Den Ruf, das politischste unter den großen Filmfestivals zu sein, beansprucht die Berlinale seit langem für sich. Ursprünglich war es eine Defensivstrategie, um sich gegen die glamouröseren Filmfestivals in Cannes und Venedig abzusetzen, die so viel mehr Stars auf ihren roten Teppichen begrüßen. Die Menschenkette, die am Donnerstag unter dem Motto »Defend Democracy« zum Auftakt in diesem Jahr ein Zeichen gegen Rechtsextremisten und die Feinde der Demokratie setzen sollte, war deshalb keine Störung des Ablaufs, sondern im Gegenteil organischer Bestandteil eines Eröffnungsabends, indem die Filme hinter den politischen Verlautbarungen fast ins Hintertreffen zu geraten drohten.

Wer befürchtet hatte, dass die Sperrzone rund um den Berlinale-Palast auch für die umstrittenen und belastenden Themen der Zeit gilt, sah sich getäuscht. Statt den angebotenen Eskapismus der Kinowelt zu nutzen, und die Debatten über AfD, Ukraine-Krieg und den Hamas-Terrorangriff auf Israel und das Leiden im Gaza-Streifen einmal außen vor zu lassen, nahmen sämtliche Reden darauf Bezug., seien es die von Berlinale-Geschäftsführerin Mariette Rissenbeek, Kulturstaatsminsiterin Claudia Roth (Grüne) und des Regierenden Bürgermeisters Kai Wegner (CDU).

Und selbst die Moderatoren der Eröffnungsgala, Hadnet Tesfai und Jo Schück, scheuten sich nicht, obwohl auf launiges Geplauder verpflichtet, immer wieder ernste Worte einzustreuen. Das Ergebnis war ein Berlinale-Eröffnungsabend nahezu ohne einen falschen Ton, an dem Sätze wie Mariëtte Rissenbeeks programmatischer »Hass steht nicht auf unserer Gästeliste« nicht nur beklatscht wurden, sondern tatsächlich nachhallten.

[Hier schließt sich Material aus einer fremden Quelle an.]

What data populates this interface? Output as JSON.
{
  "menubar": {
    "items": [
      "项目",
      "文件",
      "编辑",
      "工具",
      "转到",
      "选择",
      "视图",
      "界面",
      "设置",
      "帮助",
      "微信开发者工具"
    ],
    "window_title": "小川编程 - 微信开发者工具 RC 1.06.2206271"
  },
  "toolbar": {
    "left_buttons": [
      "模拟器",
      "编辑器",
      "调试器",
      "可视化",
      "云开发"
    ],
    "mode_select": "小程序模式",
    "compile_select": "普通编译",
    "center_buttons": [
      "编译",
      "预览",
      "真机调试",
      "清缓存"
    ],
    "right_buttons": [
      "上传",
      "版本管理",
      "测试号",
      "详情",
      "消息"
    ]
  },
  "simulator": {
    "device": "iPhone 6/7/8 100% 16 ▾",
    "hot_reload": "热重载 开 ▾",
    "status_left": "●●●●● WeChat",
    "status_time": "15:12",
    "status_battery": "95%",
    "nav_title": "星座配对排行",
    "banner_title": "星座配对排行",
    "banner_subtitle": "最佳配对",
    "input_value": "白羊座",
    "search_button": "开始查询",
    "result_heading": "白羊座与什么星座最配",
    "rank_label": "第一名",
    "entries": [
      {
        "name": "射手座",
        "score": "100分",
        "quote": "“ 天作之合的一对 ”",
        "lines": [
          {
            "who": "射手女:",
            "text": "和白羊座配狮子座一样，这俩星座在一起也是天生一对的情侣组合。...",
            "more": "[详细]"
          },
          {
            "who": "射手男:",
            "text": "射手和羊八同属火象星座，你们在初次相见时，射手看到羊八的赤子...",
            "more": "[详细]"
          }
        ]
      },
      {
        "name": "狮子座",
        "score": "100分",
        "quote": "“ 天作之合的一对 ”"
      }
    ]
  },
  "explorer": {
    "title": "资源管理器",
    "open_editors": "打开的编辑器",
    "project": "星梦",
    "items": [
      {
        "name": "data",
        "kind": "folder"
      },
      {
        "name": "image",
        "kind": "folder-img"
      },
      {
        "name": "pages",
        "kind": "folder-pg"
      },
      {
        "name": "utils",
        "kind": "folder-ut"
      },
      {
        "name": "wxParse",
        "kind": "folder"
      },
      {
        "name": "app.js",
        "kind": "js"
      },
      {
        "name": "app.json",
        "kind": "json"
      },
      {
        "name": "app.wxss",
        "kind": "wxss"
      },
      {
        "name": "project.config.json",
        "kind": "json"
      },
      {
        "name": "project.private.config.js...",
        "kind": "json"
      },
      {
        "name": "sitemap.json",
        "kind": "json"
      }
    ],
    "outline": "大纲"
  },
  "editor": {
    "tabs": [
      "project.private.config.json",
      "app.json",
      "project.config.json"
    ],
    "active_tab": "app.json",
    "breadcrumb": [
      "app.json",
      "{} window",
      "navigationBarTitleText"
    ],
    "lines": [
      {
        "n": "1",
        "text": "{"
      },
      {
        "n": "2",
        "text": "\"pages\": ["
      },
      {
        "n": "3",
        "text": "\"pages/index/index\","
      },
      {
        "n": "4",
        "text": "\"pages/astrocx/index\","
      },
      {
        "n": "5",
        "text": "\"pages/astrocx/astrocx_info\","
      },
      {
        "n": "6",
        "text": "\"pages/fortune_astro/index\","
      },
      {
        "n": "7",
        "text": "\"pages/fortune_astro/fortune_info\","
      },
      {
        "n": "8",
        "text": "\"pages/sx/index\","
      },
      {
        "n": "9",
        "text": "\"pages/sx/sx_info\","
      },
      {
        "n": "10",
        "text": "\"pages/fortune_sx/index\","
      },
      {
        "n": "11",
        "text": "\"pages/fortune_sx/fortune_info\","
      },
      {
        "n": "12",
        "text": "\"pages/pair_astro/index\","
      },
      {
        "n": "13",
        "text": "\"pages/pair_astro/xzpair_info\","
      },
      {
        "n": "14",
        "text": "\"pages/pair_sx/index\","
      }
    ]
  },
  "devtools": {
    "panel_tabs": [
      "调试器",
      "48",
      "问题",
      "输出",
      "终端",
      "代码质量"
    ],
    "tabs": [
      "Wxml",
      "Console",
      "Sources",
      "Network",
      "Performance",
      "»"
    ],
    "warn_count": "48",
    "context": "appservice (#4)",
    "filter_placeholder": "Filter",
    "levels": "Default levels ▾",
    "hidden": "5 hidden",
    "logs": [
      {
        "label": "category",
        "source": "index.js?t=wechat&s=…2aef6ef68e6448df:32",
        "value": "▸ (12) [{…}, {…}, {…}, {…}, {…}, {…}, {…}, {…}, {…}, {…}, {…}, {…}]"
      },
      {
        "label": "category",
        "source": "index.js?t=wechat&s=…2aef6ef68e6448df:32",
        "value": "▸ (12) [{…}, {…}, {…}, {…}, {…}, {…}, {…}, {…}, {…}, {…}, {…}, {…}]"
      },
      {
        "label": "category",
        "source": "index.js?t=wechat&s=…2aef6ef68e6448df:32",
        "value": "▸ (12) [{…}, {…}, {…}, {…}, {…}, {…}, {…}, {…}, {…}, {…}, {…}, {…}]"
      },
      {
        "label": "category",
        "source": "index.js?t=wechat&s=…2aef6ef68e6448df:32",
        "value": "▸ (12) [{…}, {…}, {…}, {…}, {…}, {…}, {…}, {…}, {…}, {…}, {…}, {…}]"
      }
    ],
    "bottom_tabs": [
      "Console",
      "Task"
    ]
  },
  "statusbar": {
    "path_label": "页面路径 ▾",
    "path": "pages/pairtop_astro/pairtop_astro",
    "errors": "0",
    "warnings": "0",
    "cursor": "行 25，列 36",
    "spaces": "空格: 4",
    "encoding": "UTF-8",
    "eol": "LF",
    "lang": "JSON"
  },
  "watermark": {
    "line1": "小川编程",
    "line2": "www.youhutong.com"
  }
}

Dass die Eröffnung dieser 74. Filmfestspiele von Berlin inmitten angespannter Multikrisen als gelungen gelten kann, dazu trugen auch diverse Glücksfälle bei. Dass als Auftaktfilm ein Werk gewählt wurde, in dem Oscar-Kandidat Cillian Murphy (nominiert für seine Darstellung der Titelrolle in »Oppenheimer«) die Hauptrolle spielt, ist einer davon. Dass zu den Produzenten dieses Films, dem irisch-belgischen Drama »Small Things Like These«, der Hollywood-Star Matt Damon gehört, der andere. Und dass mit Christian Friedel und Wim Wenders gleichsam zwei weitere Filme mit Oscarnominierungsstatus vertreten sind, verleiht der diesjährigen Berlinale genau das, was sonst immer als zu wenig empfunden wird: Hollywood-Glamour.

»Die Filmemacher schauen nicht weg«, so hatte Bürgermeister Kai Wegner die Aufgabe des Kinos in diesen Tagen umschrieben. Da fügte es sich besonders gut, dass der Eröffnungsfilm »Small Things Like These« genau davon handelt. Ein von Cillian Murphy verkörperter Kohlehändler in der irischen Provinz der 80er Jahre kann nicht länger an dem vorbeischauen, was seine Mitbürger alle wissen und geschehen lassen: Dass nämlich im von Nonnen geführten Magdalenen-Heim der Stadt die unverheiratet schwanger gewordenen Mädchen misshandelt werden. Der Film von Tim Mielants ist ein so ernstes wie direkt moralisches Plädoyer, entgegen stillschweigender Vereinbarungen der schweigenden Mehrheit aktiv zu werden. In diesem Sinn kann man auch darauf gespannt sein, zu welchen offenen Protesten es während dieser Berlinale noch kommen wird.